$\text{sl}(2,k)$ is not nilpotent Why is $L=\text{sl}(2,k)$, $k$ a field, not nilpotent as a Lie algebra (of traceless $2\times 2$ matrices)?
We have to show that its centralised series $C^0 L=L, C^{i+1}L=[L,C^i L]$ doesn't stabilise as $0$. 
 A: Let$$H=\begin{pmatrix}1&0\\0&-1\end{pmatrix},\ X=\begin{pmatrix}0&1\\0&0\end{pmatrix}\text{, and }Y=\begin{pmatrix}0&0\\1&0\end{pmatrix}.$$Then $(H,X,Y)$ is a basis of $\mathfrak{sl}(2,k)$. Furthermore, $[H,X]=2X$, $[H,Y]=-2Y$, and $[X,Y]=H$. But then $\bigl[\mathfrak{sl}(2,k),\mathfrak{sl}(2,k)\bigr]=\mathfrak{sl}(2,k)$. Therefore, $\mathfrak{sl}(2,k)$ is not nilpotent. To be more precise,$$(\forall n\in\mathbb{Z}_+):\mathcal{C}^n\bigl(\mathfrak{sl}(2,k)\bigr)=\mathfrak{sl}(2,k)$$

I will add here somehting from the comments. What was written above is valid if the characteristic of $k$ is different from $2$. However, if it is equal to $2$, then $\mathfrak{sl}(2,k)$ is nilpotent. In fact, it follows then from the computations made above that then $\mathcal{C}^1\bigl(\mathfrak{sl}(2,k)\bigr)=kH$. But, using again the fact that we are working in characteristic $2$,$$kH=\{\text{scalar matrices}\},$$since $H=\operatorname{Id}$. Therefore $\mathcal{C}^2\bigl(\mathfrak{sl}(2,k)\bigr)=\{0\}$.

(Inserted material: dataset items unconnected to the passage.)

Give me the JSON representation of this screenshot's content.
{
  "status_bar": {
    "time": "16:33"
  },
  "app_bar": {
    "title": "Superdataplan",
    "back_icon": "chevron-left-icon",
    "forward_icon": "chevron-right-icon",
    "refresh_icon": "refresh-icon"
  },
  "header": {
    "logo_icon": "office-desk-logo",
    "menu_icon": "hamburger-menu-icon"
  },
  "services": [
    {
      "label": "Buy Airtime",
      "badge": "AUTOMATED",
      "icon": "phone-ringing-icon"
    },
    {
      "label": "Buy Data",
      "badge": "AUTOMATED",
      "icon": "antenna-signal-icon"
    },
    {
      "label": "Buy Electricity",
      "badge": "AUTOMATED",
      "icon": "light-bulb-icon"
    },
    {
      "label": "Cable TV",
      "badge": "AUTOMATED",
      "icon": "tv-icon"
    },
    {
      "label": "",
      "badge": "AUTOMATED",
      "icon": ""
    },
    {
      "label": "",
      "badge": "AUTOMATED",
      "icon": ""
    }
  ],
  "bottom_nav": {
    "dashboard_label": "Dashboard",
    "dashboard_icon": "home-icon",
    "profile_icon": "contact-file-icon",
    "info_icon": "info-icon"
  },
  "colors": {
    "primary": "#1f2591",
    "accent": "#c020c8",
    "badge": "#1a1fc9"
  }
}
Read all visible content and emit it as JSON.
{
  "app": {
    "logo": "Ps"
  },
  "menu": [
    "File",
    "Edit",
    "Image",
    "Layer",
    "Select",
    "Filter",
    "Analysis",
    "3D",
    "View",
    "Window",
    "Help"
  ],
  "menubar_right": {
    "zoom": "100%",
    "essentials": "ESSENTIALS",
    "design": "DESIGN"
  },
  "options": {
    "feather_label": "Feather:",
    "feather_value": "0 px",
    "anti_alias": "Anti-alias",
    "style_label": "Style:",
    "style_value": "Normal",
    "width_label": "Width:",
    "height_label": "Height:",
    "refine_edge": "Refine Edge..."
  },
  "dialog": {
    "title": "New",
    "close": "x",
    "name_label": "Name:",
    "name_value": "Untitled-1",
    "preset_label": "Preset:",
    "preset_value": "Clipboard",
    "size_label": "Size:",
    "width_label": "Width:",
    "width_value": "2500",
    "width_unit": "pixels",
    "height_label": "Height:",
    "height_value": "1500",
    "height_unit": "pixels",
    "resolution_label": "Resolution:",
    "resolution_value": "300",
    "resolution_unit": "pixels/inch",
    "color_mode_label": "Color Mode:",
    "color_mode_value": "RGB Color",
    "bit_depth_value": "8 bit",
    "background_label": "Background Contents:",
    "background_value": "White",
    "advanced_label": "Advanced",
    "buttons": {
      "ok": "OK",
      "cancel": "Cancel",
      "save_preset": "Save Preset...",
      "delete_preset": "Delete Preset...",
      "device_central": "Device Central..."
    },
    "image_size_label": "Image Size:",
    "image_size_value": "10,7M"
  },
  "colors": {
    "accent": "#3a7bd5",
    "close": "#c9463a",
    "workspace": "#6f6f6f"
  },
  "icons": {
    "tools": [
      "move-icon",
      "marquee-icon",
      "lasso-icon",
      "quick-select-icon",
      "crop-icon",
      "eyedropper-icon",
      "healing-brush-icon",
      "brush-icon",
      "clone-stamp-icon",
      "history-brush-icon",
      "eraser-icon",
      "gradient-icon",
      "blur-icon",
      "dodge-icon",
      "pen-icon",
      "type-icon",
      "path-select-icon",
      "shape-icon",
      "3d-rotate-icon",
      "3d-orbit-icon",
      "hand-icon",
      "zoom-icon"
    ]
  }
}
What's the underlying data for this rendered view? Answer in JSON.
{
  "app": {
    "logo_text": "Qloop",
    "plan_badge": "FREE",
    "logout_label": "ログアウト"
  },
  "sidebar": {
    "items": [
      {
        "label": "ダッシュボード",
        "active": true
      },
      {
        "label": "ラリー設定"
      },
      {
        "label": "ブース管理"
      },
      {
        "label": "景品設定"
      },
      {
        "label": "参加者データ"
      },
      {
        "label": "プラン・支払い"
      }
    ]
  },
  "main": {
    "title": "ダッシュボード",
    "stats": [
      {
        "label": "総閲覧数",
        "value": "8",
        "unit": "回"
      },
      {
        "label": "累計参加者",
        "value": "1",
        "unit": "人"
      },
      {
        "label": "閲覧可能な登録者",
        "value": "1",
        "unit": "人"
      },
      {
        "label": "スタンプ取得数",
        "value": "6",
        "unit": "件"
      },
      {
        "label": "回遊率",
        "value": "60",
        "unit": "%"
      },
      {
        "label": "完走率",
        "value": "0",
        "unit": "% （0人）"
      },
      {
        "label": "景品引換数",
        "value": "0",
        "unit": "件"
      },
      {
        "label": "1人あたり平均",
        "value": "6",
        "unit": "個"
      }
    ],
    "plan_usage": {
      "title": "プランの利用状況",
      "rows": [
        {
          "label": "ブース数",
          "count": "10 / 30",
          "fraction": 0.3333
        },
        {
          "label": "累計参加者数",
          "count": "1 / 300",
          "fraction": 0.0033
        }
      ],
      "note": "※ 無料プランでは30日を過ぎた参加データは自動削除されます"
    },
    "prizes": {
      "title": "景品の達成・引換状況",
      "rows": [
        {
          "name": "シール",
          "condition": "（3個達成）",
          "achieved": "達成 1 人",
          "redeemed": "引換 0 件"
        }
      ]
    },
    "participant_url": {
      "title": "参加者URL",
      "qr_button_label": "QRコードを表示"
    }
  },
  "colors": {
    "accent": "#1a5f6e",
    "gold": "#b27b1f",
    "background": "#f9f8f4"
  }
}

A: By Engel's theorem, $L$ is nilpotent if and only if all adjoint operators $\operatorname{ad}(x)$ are nilpotent. Hence, if $2\neq 0$, $L$ is not nilpotent, since $\operatorname{ad}(h)=\operatorname{diag}(2,-2,0)$ is not nilpotent in this case. If $2=0$ in $K$, then all adjoint operators are nilpotent, hence $L$ is nilpotent.